From Juan tests, it seems that I overestimated the computation time, these numbers come from my previous discussions with the Duneuro team, and also from the basic testing scenarios that I did. However, we need also to check all the o/i files (mesh, conductivity tensors, dipoles, and sensors), and of course, it depends on the computer performances.

as discussed with Juan, in order to use these med, we can also include the c/cpp code and then check internally if the user's computer has the c/cpp compiler in order to generate locally these mex files, otherwise, the standard Matlab code can be used.

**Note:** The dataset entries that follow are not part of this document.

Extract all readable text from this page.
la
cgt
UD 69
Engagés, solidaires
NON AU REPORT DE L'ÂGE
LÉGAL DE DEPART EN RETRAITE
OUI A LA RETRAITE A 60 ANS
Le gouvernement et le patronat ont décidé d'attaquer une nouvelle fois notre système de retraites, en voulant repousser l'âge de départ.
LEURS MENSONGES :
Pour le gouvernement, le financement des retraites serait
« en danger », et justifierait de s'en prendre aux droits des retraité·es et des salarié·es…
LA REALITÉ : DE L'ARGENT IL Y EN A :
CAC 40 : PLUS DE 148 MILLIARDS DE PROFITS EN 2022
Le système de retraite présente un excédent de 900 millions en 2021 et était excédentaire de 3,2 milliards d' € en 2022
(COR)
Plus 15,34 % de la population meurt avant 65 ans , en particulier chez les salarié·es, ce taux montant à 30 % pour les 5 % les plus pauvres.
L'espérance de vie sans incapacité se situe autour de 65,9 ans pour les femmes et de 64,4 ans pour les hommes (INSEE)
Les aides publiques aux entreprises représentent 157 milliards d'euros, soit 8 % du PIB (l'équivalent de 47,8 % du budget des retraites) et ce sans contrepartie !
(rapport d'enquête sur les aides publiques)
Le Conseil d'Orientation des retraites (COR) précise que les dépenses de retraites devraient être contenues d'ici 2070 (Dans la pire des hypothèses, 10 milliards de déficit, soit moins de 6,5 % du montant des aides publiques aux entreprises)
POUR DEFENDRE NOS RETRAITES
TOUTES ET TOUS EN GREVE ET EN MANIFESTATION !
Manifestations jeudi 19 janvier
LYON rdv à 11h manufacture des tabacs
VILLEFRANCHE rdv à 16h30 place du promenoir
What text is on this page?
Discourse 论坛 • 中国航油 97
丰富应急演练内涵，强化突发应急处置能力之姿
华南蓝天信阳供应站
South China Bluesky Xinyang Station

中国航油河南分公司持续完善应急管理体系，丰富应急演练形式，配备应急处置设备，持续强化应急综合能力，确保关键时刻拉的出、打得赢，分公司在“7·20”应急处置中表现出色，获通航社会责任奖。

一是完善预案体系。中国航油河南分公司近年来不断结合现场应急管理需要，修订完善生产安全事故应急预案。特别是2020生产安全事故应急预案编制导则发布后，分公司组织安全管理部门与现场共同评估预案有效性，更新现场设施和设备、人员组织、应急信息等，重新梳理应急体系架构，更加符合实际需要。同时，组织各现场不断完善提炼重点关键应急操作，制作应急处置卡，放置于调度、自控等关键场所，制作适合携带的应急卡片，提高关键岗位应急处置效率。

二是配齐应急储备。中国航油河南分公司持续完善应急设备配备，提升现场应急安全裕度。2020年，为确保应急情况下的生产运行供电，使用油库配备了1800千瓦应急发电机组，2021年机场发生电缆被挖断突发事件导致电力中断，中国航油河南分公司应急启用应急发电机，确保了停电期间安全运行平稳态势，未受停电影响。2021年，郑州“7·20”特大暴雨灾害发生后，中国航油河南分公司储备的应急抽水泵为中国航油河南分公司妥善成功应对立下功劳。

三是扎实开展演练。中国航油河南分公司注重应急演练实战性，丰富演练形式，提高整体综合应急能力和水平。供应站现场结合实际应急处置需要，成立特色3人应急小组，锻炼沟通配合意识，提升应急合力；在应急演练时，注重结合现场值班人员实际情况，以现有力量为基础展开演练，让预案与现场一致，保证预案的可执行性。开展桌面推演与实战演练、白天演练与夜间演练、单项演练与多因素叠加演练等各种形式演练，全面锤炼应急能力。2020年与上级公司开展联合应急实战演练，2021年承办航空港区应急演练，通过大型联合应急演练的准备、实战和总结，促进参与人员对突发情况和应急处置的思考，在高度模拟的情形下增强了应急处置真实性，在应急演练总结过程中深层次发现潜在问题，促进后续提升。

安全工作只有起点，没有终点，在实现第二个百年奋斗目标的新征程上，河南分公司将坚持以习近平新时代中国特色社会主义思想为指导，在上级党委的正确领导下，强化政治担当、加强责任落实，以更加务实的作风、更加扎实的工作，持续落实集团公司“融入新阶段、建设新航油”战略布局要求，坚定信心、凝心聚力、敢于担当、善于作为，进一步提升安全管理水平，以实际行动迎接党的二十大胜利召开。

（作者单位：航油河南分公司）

Regarding the CPP code, it seems that the i/o codes are part of DUNEURO and note DUNE,

https://gitlab.dune-project.org/duneuro/duneuro/-/tree/master/duneuro/io

Therefore we can define our own mesh format (maybe also for tensors, dipoles, and sensors), write the data in a binary from Matlab, and then read it from duneuro which then passes it to the FEM code, without any text file.

I'm not sure how much time we can save regarding the efforts that are needed for all this.